2. There’s no doubt that enough cocktails will strip you of all inhibition, which means you’re way more likely to strip your clothes off when wasted.
3. And that you’ll do so without worrying about what anyone thinks about your naked body. Lights on? Who cares!
4. Since there’s no beating around the bush (metaphorical or literal) when two people are drunk, you get to the fun stuff way faster than you otherwise would.
5. And since spirited imbibing rids you of self-doubt, there’s no play-by-play fretting throughout.
6. You don’t have to worry about when to go in for a little nipple sucking or when to grab his crotch or when to lick her pussy once you’re properly sauced.
7. You don’t have to worry about how good you are in bed, either. You’re grade-A goddess material in your own, esteemed drunken opinion.
8. And BELIEVING that you’re an animal in bed is a self-fulfilling prophecy, so you actually will be awesome in the sack if you’re drunk enough to believe you’re Jenna-Jameson-great at BJs.
9. Let’s face it: Unless you’re one of those sad, angry drunks, you’re the most fun version of yourself when blasted.
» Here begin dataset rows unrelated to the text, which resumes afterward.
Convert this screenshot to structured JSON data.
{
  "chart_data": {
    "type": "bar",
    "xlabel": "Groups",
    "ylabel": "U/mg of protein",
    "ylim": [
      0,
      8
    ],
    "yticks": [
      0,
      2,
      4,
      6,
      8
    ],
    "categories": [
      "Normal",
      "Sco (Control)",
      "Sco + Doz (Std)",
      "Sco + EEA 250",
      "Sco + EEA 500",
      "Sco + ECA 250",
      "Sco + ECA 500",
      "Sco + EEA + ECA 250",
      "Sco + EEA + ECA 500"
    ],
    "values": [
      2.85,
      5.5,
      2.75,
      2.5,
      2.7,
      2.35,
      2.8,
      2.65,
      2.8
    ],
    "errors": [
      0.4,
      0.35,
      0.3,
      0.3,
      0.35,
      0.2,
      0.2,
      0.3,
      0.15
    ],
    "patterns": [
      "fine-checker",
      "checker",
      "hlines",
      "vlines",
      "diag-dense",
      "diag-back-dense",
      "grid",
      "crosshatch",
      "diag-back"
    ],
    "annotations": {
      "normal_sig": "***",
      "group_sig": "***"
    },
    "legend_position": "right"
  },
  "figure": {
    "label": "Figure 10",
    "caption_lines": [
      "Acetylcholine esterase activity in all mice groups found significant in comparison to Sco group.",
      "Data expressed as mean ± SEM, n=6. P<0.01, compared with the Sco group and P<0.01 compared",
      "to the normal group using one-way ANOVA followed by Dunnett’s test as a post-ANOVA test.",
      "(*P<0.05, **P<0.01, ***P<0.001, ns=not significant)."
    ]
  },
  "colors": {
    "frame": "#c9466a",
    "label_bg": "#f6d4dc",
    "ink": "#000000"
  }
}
Which means whomever you sleep with plastered is ten times more likely to ask you out (or booty call you) again.
10. It also means you’ll probably wow them with your willingness to experiment.
11. Nothing seems out of the realm of possibility when you’re intoxicated, so you’ll have a blast letting your freak flag fly, and inviting your partner to do the same.
12. You might even do something totally outside your dull, sober comfort zone like role-play, BDSM, or anal.
13. Not even a live masturbation demo for a stranger is out of the question when you can lean on a solid buzz.
14. After downing enough bottles of wine and/or tequila shots, you might just find yourself producing and starring in your own sex tape, which you can use to elevate your career one day and/or blackmail your hook-up (if things go that way).
15. Drunk sex is also the ideal platform for attempting some crazy acrobatic moves so you can cite “the upside-down tractor” or anything other than “missionary” or “doggy style” as your favorite position without lying your ass off.
16. Since time is pretty much suspended when you’re bombed, nobody keeps track of how long the foreplay lasts, or how long you’re able to maintain an erection.
17. And because drinking is entirely legal, you get to suggest it without about being judged, whereas whipping out a joint or a crack pipe might turn off a certain type.